Using function cutree on the output of
hclust determine assignment of the countries in WHS dataset
into top four clusters when using Euclidean distance and Ward linkage.
(Feel free to choose which one of the two varieties of Ward linkage
available in hclust you want to use here!). Use function
table to compare membership of these clusters to those
produced by k-means clustering with four clusters in the Problem 2(b)
when using nstart=100 (and any of the RNG seeds) above.
Discuss the results.
hierward = hclust(dist(scale(data)), method = 'ward.D2')
cut = cutree(hierward, k = 4)
k4 = kmeans(scale(data), 4, nstart = 100)

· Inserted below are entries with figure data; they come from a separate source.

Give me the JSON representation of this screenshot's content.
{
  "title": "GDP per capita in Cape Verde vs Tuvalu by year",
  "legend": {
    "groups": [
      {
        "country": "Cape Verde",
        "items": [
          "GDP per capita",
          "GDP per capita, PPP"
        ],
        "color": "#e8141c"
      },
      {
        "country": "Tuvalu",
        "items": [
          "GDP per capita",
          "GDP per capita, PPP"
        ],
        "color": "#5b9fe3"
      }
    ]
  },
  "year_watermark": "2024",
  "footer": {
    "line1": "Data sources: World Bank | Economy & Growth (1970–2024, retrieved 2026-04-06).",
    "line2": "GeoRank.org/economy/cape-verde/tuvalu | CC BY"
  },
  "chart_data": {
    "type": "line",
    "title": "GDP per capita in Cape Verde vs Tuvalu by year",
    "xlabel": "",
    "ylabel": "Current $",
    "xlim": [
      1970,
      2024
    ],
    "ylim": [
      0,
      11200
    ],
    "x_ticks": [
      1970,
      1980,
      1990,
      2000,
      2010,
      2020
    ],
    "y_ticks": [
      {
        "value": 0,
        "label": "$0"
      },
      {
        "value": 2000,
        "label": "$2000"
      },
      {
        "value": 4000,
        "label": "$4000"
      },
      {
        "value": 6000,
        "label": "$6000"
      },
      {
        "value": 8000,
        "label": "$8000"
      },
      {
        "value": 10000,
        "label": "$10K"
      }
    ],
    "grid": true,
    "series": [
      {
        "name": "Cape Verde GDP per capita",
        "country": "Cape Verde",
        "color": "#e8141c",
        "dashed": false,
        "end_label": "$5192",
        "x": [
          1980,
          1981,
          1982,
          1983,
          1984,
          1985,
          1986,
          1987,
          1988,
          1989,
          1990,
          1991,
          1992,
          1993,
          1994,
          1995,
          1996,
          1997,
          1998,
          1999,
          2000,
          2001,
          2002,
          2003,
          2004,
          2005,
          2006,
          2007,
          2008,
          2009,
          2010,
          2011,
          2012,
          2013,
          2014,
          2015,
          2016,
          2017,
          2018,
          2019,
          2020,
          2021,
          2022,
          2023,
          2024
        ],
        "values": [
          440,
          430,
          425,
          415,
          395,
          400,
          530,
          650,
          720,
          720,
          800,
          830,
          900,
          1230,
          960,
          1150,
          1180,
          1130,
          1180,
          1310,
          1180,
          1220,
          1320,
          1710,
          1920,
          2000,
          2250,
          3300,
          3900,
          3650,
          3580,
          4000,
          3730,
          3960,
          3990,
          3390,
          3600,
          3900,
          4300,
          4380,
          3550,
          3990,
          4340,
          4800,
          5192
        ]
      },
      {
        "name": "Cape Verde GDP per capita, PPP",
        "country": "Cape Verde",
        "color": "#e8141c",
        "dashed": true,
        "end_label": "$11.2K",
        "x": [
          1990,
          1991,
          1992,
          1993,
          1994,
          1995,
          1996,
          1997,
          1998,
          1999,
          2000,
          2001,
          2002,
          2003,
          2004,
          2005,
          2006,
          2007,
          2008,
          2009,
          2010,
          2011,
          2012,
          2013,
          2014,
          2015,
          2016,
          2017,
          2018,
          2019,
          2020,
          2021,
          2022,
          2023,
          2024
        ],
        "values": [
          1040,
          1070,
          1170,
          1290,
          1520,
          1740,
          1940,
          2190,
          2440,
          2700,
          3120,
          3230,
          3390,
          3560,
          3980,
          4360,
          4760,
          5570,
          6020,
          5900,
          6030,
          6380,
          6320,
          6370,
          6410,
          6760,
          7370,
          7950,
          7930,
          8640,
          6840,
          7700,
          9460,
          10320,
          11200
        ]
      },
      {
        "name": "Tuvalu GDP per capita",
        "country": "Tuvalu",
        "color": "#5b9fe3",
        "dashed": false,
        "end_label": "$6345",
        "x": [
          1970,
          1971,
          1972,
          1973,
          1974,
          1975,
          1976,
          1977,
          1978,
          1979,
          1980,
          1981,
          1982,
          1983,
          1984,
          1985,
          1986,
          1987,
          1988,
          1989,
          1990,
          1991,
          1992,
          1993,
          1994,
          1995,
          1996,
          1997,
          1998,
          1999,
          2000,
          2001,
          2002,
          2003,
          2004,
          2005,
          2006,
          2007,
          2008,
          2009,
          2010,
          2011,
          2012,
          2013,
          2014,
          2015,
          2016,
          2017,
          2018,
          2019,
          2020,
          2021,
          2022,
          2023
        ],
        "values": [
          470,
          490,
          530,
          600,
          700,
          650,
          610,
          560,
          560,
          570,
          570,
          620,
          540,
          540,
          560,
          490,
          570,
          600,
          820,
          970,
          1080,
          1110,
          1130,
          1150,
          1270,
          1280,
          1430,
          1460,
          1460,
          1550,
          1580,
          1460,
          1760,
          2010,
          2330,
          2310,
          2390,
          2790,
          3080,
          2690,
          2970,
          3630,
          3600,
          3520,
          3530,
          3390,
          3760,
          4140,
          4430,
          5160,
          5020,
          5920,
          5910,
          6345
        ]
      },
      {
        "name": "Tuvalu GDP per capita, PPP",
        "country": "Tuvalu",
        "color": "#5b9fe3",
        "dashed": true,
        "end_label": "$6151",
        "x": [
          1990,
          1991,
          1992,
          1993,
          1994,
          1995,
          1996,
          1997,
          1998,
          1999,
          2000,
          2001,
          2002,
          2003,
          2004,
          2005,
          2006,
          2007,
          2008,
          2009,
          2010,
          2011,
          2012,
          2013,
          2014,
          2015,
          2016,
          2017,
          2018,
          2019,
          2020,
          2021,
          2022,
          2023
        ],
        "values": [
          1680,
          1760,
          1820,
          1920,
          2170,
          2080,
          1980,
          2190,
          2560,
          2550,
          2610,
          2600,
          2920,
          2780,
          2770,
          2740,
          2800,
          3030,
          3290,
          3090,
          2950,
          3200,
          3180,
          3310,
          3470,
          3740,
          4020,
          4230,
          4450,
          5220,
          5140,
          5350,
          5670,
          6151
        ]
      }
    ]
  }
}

kmclust = k4$cluster #from problem 2
comp = cbind(cut, kmclust)
table(cut, kmclust)
## kmclust
## cut 1 2 3 4
## 1 41 0 0 0
## 2 0 0 0 71
## 3 0 44 0 10
## 4 12 0 2 14
41 observences are the same in cluster 1 for cutree and k-means clustering, and 14 are the same in cluster 4. 71 observances in cluster 2 for cutree are seen in cluster 4 for k-means. Cluster 4 shows a spread between each of the 2 methods. Cluster 3 for k-means only shows 2 observances that are seen in cutree, and they are in cluster 4 for cutree.